Iran test-fired a new ballistic missile on Sunday, but it claimed the test did not violate its nuclear deal with the U.S. or a U.N. resolution, Reuters reported.

Iran had test-fired ballistic missiles since signing its nuclear deal with the U.S. in 2015, but this marked the first test during President Trump's administration.

U.S. Ambassador to the U.N. Nikki Haley condemned the test.

"The recent test was in line with our plans and we will not allow foreigners to interfere in our defense affairs," Defense Minister Hossein Dehghan said, according to Reuters. "The test did not violate the nuclear deal or U.N. resolution."

The U.N. Security Council resolution sought to restrict Iran's work on ballistic missiles designed to carry a nuclear payload, but stopped short of requiring it.

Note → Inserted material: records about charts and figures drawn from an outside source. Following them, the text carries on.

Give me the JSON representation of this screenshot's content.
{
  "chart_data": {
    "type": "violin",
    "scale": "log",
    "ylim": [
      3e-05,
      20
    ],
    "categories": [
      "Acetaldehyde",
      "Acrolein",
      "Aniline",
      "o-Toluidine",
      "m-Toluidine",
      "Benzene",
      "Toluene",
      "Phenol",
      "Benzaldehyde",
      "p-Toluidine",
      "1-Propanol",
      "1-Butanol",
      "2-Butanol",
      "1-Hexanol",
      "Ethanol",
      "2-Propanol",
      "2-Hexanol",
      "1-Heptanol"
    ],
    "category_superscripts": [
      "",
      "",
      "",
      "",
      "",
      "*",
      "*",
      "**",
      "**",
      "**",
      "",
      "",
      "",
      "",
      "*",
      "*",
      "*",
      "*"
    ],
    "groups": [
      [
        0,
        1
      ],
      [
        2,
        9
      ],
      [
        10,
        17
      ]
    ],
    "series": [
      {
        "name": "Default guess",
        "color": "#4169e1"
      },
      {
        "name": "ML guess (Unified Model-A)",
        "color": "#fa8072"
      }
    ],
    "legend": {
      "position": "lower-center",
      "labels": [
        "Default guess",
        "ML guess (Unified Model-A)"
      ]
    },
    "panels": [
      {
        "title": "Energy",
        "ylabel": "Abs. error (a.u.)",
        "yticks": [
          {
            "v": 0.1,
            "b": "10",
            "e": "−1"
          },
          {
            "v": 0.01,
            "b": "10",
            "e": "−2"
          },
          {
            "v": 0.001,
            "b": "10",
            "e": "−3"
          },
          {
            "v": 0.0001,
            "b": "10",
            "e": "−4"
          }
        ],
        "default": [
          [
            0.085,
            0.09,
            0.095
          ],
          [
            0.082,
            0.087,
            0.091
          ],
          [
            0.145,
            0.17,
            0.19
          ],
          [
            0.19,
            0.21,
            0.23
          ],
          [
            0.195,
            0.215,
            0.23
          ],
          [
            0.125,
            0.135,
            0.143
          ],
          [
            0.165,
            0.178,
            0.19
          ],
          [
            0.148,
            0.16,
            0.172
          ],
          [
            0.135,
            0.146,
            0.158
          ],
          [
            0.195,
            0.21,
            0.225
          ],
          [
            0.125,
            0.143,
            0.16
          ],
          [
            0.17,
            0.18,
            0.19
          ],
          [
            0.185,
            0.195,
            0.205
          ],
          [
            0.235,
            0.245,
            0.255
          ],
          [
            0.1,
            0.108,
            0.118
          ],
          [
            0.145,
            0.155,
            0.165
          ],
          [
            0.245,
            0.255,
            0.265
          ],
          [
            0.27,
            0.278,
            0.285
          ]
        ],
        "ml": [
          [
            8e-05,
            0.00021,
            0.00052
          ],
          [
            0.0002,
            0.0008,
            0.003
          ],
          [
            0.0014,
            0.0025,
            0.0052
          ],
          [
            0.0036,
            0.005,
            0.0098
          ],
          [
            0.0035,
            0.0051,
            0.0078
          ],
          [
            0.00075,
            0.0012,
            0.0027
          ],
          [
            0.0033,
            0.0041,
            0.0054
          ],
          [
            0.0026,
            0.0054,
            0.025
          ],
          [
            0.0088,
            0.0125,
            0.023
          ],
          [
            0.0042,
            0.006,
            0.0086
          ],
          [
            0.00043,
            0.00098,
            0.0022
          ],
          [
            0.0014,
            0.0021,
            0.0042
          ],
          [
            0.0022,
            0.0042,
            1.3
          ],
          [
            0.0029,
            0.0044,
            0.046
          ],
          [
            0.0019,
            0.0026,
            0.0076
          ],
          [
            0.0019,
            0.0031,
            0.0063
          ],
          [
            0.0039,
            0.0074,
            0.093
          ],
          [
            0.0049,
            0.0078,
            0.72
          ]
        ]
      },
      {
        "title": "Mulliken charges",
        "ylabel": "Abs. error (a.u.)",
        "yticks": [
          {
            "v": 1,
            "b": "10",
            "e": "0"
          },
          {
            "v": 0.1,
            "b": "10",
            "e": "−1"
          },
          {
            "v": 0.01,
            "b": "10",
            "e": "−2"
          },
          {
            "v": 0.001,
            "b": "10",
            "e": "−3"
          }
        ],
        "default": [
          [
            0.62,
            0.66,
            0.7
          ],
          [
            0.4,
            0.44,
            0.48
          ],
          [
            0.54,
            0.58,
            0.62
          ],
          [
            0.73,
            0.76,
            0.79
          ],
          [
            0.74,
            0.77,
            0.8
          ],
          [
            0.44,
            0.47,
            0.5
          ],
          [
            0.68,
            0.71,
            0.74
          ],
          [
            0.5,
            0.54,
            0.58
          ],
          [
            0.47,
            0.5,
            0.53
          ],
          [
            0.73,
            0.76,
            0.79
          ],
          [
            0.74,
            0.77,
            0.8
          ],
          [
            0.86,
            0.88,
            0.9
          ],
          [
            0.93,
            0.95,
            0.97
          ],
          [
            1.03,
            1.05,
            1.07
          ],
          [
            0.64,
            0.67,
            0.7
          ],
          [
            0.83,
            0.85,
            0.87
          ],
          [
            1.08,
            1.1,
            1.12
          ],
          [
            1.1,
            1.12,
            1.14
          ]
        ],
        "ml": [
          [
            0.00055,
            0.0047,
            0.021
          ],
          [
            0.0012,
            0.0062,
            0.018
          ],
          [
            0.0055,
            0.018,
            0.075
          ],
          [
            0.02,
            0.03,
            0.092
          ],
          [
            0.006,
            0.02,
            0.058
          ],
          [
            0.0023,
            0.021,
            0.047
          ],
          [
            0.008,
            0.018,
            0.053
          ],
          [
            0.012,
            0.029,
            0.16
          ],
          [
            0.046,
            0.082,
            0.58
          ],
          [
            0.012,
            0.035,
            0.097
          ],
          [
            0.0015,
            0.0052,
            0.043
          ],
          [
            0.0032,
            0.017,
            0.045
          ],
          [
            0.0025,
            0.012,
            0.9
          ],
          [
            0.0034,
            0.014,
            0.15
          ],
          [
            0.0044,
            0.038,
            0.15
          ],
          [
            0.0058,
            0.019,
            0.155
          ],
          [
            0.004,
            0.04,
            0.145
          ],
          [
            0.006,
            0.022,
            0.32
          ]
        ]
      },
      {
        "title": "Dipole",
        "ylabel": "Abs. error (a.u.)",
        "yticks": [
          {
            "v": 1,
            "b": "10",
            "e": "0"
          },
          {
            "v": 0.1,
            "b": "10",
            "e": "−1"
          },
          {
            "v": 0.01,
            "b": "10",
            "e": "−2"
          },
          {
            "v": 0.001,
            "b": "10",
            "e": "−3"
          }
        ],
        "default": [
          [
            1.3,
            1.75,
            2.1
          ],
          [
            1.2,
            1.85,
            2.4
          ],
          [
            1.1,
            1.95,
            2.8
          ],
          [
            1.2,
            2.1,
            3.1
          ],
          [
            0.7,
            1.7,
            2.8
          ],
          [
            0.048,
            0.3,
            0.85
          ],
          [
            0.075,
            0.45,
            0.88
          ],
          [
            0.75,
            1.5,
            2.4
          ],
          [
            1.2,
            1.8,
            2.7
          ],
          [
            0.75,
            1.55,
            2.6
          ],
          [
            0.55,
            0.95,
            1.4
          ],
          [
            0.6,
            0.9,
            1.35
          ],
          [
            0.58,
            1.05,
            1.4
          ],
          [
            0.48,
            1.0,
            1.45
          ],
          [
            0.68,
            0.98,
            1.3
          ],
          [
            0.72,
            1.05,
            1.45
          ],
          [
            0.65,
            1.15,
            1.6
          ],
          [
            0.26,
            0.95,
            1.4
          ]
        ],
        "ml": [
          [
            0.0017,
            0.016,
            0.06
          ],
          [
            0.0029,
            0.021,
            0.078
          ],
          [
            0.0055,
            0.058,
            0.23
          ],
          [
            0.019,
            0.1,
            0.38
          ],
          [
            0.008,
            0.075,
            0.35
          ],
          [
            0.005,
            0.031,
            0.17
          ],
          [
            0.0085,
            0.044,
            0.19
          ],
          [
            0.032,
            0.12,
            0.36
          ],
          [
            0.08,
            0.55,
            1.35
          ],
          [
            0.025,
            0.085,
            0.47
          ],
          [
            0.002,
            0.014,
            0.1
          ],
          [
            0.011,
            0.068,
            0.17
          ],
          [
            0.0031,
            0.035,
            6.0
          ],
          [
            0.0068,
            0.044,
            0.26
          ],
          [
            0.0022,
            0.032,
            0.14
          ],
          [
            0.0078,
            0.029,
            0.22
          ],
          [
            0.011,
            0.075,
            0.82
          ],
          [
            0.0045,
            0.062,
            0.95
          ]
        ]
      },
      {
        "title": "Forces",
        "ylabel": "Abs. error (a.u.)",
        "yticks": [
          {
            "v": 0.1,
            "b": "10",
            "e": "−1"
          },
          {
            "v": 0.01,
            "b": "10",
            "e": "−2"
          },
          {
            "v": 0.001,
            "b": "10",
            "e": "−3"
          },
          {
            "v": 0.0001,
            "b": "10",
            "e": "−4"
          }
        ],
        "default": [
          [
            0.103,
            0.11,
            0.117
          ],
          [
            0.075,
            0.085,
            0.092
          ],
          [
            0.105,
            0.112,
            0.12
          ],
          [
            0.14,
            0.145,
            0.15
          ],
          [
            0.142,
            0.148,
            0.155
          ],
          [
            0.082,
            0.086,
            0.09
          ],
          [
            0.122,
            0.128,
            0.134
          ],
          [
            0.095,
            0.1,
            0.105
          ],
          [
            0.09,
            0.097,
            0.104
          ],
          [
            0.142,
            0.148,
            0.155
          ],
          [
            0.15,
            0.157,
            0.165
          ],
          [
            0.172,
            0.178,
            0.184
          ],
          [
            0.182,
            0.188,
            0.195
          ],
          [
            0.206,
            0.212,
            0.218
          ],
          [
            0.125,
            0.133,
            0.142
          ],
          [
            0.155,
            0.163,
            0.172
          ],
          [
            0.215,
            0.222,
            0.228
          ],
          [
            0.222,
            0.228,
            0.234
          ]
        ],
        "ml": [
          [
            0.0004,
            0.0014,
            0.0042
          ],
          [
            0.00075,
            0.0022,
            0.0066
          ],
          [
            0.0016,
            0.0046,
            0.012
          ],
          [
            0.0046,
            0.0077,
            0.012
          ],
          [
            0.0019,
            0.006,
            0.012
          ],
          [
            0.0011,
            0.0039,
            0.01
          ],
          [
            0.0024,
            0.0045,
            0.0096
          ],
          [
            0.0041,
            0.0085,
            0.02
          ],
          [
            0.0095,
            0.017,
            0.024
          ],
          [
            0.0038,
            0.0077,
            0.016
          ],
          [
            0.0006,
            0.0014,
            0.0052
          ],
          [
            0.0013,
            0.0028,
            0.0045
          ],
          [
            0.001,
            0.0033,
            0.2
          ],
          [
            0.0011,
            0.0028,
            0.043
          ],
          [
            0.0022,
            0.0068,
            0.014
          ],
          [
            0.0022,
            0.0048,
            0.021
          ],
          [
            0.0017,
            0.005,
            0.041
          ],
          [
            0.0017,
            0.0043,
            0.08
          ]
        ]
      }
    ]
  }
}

Iran has one of the largest missile programs in the Middle East, but its effectiveness has limited by poor accuracy.

But Hossein Salami, deputy head of the Iranian Revolutionary Guard Corps (IRGC), contested this notion, saying Iran now has ballistic missiles capable of hitting moving objects like an enemy ship, drone, or incoming ballistic missile.

The Islamic Republic of Iran is against weapons of mass destruction, so its missile capability is the only available deterrence against enemy hostility.
Iran parliamentarians

Israeli Prime Minister Benjamin Netanyahu condemned the test and called it a "flagrant violation" of the U.N. resolution. He plans to ask Trump to renew sanctions against Iran during their meeting in February.